Keywords

1 Introduction

The Completely Automated Public Turing test to tell Computers and Humans Apart (CAPTCHA) [27] is a type of challenge and response test to distinguish humans from machines. Although CAPTCHAs must be easy for humans to solve, they must be difficult for a bot to pass in a reasonable amount of time. Currently, the most widely used form of a CAPTCHA, 2D text CAPTCHA, presents a CAPTCHA as a combination of random characters, symbols, and numbers in a 2D space. Due to its simplicity and ease of use, 2D text CAPTCHAs have been widely deployed in many websites to prevent access from automated bots. However, 2D text CAPTCHA is vulnerable and even easily breakable by Optical Character Recognition (OCR) software or automated offline post-processing attacks such as segmentation attacks [8, 20] that segment and recognize each character separately. There have been attempts to add more background noise, dots, and lines across characters to make recognition difficult. However, automated character recognition technology is getting better every day. Therefore, there is a fundamental limitation to 2D text CAPTCHAs, which can be easily broken by improved OCR applications and segmentation attacks.

In order to overcome the fundamental limitations of 2D text CAPTCHA, audio based CAPTCHAs [2] have been proposed. However, [18] shows that an automatic speech recognition (ASR) system can defeat audio reCAPTCHA with a significantly high probability of success. Also, moving-image object recognition (or video) based CAPTCHAs [12, 22, 24] have been proposed, where characters are moving or streaming as a video and users enter animating 2D characters. However, [28] provides an effective attack against these types of CAPTCHAs.

In this work, we address the weakness of the current text CAPTCHA mechanisms from a fundamentally different direction. We either place or project 2D text CAPTCHAs on the surface of a 3D object, and then randomize the viewpoint of the 3D object.
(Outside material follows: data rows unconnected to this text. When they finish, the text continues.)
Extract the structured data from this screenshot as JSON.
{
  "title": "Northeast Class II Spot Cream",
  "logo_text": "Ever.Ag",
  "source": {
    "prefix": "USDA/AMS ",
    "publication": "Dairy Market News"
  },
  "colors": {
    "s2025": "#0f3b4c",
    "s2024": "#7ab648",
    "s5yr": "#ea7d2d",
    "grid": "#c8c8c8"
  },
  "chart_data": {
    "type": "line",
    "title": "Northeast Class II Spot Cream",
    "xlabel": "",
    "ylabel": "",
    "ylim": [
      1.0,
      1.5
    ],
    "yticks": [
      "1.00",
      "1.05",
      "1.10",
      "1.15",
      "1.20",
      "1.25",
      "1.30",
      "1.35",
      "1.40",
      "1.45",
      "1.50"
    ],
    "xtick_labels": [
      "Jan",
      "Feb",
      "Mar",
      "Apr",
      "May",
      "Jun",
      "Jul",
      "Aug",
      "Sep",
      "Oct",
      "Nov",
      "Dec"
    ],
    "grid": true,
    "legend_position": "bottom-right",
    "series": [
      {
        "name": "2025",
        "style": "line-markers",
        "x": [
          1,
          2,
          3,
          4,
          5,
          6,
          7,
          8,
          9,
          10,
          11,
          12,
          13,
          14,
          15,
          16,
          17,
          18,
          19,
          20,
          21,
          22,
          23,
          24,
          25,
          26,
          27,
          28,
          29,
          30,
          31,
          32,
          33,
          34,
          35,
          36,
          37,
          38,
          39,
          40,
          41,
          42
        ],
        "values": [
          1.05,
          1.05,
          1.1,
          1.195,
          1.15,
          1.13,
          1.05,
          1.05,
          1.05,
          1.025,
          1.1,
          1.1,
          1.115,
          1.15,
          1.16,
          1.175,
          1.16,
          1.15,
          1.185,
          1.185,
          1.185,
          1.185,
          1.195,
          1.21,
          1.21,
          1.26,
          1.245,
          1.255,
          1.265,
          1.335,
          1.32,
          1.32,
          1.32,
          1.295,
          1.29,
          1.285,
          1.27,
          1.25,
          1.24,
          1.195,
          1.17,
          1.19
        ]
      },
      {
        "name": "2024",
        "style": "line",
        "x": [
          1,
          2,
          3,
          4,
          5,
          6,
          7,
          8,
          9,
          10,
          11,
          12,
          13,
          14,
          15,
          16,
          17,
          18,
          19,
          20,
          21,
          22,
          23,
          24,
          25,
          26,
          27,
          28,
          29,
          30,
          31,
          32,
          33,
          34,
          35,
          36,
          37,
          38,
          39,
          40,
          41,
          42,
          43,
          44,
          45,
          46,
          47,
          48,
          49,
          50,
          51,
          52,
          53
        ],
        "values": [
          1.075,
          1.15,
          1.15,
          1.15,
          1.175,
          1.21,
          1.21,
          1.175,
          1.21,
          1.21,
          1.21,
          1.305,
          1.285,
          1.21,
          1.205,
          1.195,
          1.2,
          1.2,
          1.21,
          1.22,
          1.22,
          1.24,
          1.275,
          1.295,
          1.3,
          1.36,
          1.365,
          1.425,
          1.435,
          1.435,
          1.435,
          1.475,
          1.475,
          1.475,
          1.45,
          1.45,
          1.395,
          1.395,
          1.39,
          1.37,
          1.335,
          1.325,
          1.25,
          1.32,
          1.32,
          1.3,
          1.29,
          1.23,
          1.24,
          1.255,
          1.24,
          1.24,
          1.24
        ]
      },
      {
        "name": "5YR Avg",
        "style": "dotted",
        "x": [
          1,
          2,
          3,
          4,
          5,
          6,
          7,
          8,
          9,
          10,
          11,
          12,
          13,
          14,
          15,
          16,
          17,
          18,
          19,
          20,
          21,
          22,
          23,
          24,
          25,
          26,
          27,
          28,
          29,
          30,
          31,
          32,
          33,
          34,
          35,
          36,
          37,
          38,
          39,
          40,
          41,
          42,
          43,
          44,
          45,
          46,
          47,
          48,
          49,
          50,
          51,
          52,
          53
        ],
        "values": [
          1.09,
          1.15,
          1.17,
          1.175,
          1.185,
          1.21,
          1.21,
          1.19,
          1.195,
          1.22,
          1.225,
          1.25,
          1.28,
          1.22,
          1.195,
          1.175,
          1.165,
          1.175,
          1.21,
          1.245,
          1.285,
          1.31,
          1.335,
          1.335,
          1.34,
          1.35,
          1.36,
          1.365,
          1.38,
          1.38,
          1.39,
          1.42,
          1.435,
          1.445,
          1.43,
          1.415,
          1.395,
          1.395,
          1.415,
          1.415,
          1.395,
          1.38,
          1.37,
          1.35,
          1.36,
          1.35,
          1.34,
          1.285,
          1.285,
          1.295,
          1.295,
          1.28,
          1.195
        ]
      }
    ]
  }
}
Thus, users need to rotate objects first to get the right view points, and the identify characters. We explore two different approaches to place 2D text CAPTCHA onto 3D objects. The first approach is to embed CAPTCHA characters as a part of textures in a 3D object using UV mapping [5]. The second approach is to project a 2D text CAPTCHA onto a 3D object. The first approach explores various texture rendering techniques on the surface of a 3D object to improve security and usability. The second approach projects an individual CAPTCHA character from a specific view point towards uneven surfaces of a 3D object using ray-tracing.
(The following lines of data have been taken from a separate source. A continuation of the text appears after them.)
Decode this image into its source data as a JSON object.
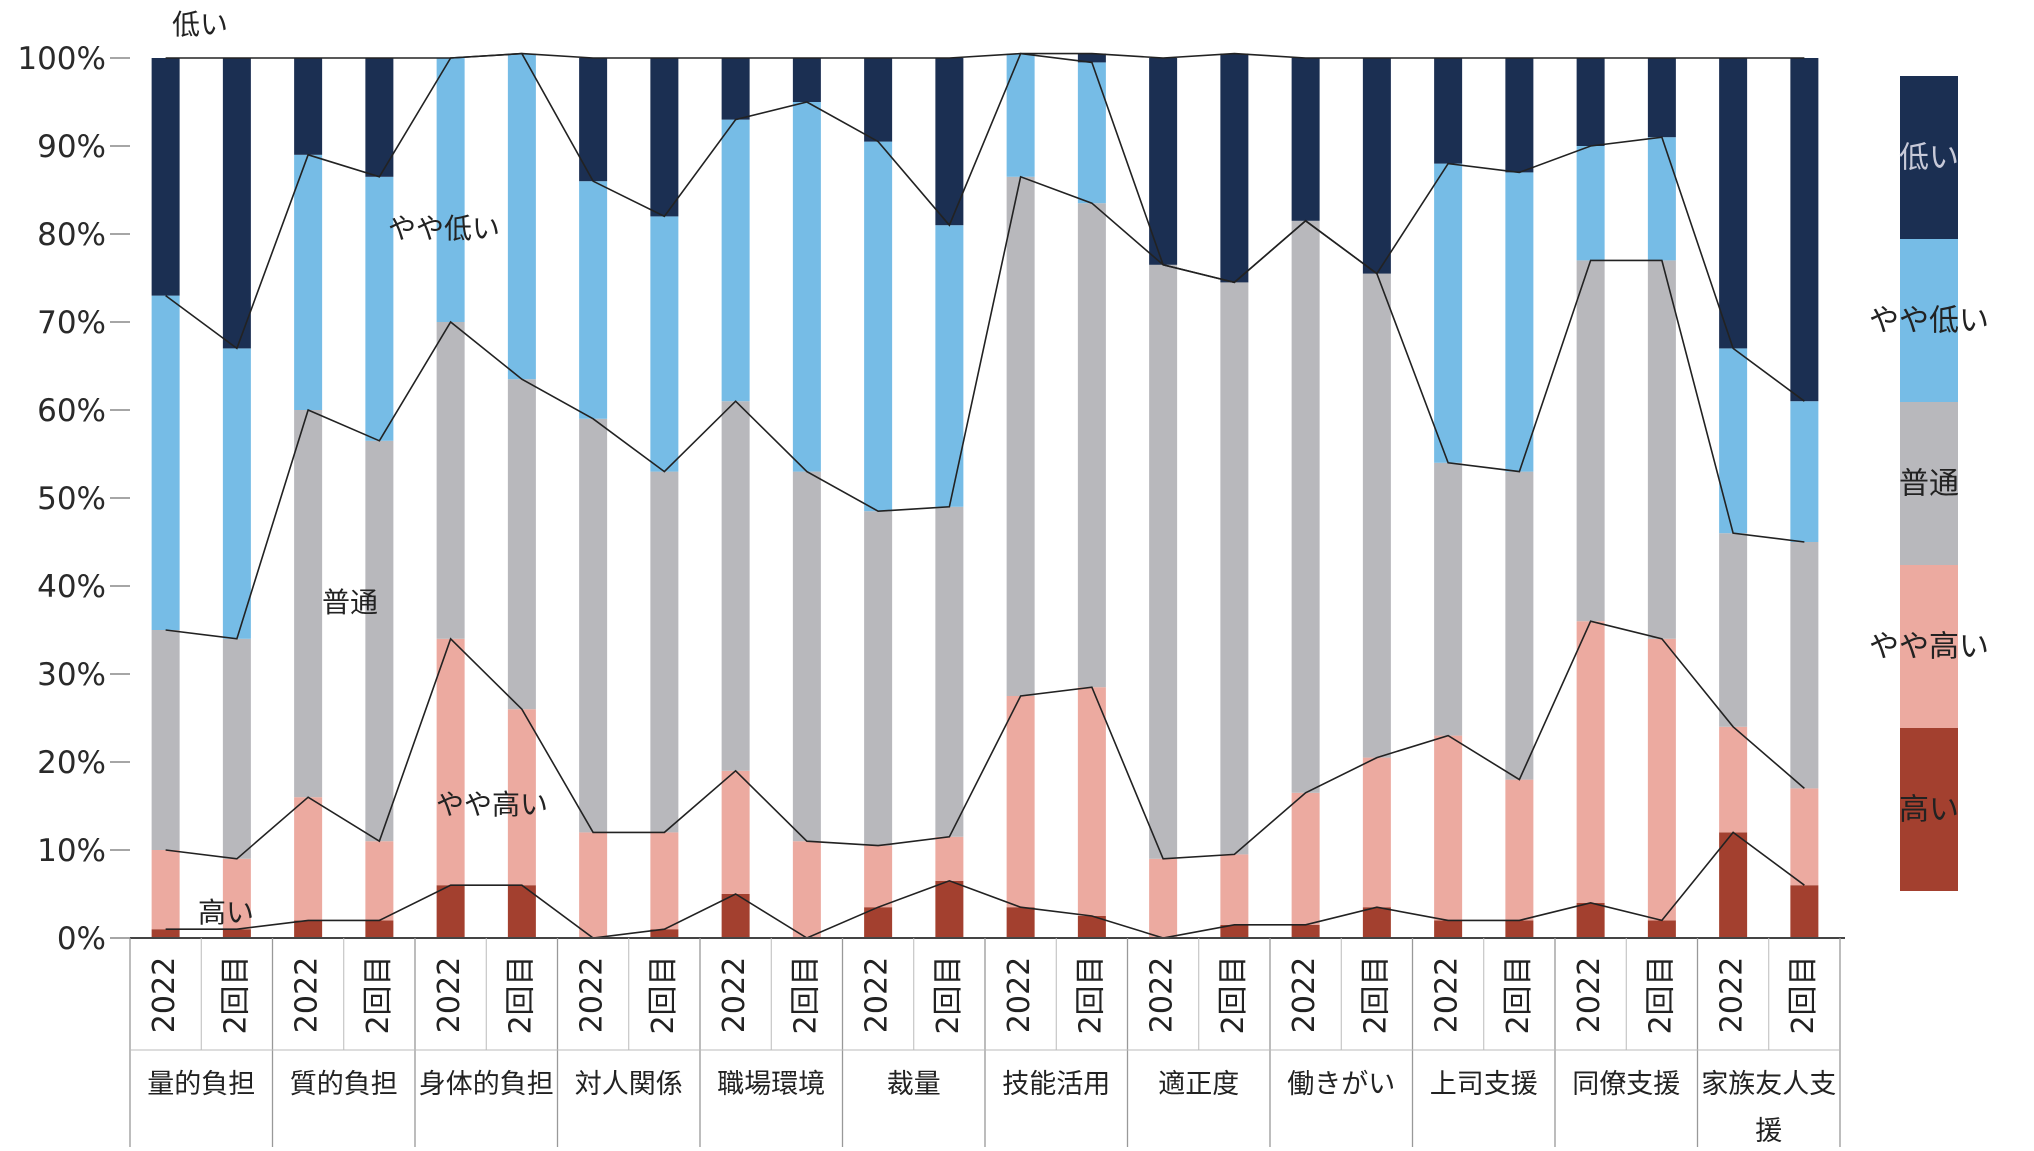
{
  "chart_data": {
    "type": "bar",
    "stacked": true,
    "percent": true,
    "y_axis": {
      "ylim": [
        0,
        100
      ],
      "ticks": [
        "0%",
        "10%",
        "20%",
        "30%",
        "40%",
        "50%",
        "60%",
        "70%",
        "80%",
        "90%",
        "100%"
      ]
    },
    "groups": [
      "量的負担",
      "質的負担",
      "身体的負担",
      "対人関係",
      "職場環境",
      "裁量",
      "技能活用",
      "適正度",
      "働きがい",
      "上司支援",
      "同僚支援",
      "家族友人支援"
    ],
    "sub_labels": [
      "2022",
      "2回目"
    ],
    "series": [
      {
        "name": "高い",
        "color": "#a3402f",
        "values": [
          1,
          1,
          2,
          2,
          6,
          6,
          0,
          1,
          5,
          0,
          3.5,
          6.5,
          3.5,
          2.5,
          0,
          1.5,
          1.5,
          3.5,
          2,
          2,
          4,
          2,
          12,
          6
        ]
      },
      {
        "name": "やや高い",
        "color": "#ecaaa0",
        "values": [
          9,
          8,
          14,
          9,
          28,
          20,
          12,
          11,
          14,
          11,
          7,
          5,
          24,
          26,
          9,
          8,
          15,
          17,
          21,
          16,
          32,
          32,
          12,
          11
        ]
      },
      {
        "name": "普通",
        "color": "#b8b8bc",
        "values": [
          25,
          25,
          44,
          45.5,
          36,
          37.5,
          47,
          41,
          42,
          42,
          38,
          37.5,
          59,
          55,
          67.5,
          65,
          65,
          55,
          31,
          35,
          41,
          43,
          22,
          28
        ]
      },
      {
        "name": "やや低い",
        "color": "#76bce6",
        "values": [
          38,
          33,
          29,
          30,
          30,
          37,
          27,
          29,
          32,
          42,
          42,
          32,
          14,
          16,
          0,
          0,
          0,
          0,
          34,
          34,
          13,
          14,
          21,
          16
        ]
      },
      {
        "name": "低い",
        "color": "#1b2f52",
        "values": [
          27,
          33,
          11,
          13.5,
          0,
          0,
          14,
          18,
          7,
          5,
          9.5,
          19,
          0,
          1,
          23.5,
          26,
          18.5,
          24.5,
          12,
          13,
          10,
          9,
          33,
          39
        ]
      }
    ],
    "inline_labels": [
      "低い",
      "やや低い",
      "普通",
      "やや高い",
      "高い"
    ],
    "legend": {
      "position": "right",
      "items": [
        "低い",
        "やや低い",
        "普通",
        "やや高い",
        "高い"
      ],
      "colors": [
        "#1b2f52",
        "#76bce6",
        "#b8b8bc",
        "#ecaaa0",
        "#a3402f"
      ]
    },
    "grid": false
  }
}
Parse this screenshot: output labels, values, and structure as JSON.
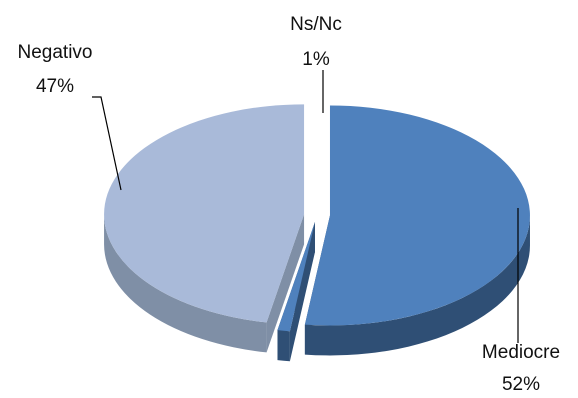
{
  "chart_data": {
    "type": "pie",
    "style": "3d-exploded",
    "slices": [
      {
        "name": "Mediocre",
        "value": 52,
        "label": "52%",
        "color": "#4F81BD",
        "side_color": "#2F4F75"
      },
      {
        "name": "Ns/Nc",
        "value": 1,
        "label": "1%",
        "color": "#4F81BD",
        "side_color": "#2F4F75"
      },
      {
        "name": "Negativo",
        "value": 47,
        "label": "47%",
        "color": "#A9BAD9",
        "side_color": "#7F8FA6"
      }
    ],
    "title": "",
    "legend": "none"
  }
}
While humans can easily perform the object rotation and character recognition task in 3D, bots require additional complex algorithms to identify the correct shape of a 3D object and pin-point the coordinates that CAPTCHA characters are placed on. Then, bots have to perform character recognition and segmentation to recognize characters displayed on the 3D objects. Although significant progress has been made in 3D shape identification and character recognition research [7, 11, 16, 26], we demonstrate that a series of object recognition, rotation, and CAPTCHA recognition tasks in 3D are still challenging given the current bots’ capabilities.

2 Related Work

Many types of CAPTCHAs have been proposed using video, audio, game, puzzle, cognitive task, etc. Due to space limitations, we mainly surveyed research that is directly relevant to our approaches.

Text-based CAPTCHAs are widely used due to their simplicity, where humans have to type displayed characters. The reCAPTCHA [2] is the most popular text CAPTCHA. Recent research in [9] addresses the importance of correctly configuring 2D text CAPTCHA parameters to maximize usability and security. They performed an extensive evaluation and user study, and provided new insights and details on the factors to improve usability and security of 2D text CAPTCHA. However, their focus was to mainly evaluate existing 2D text CAPTCHA systems. Much research including [8, 20] has shown that it is very easy to break 2D text CAPTCHAs with text recognition and segmentation attacks. Therefore, 2D text CAPTCHAs have a fundamental limitation that can be defeated by the improved OCR and segmentation attacks. Hollow CAPTCHAs were proposed as alternatives, which use contour lines to form connected hollow characters and further aim to make segmentation and recognition difficult in a 2D space. However, [14] successfully broke a whole family of hollow CAPTCHAs.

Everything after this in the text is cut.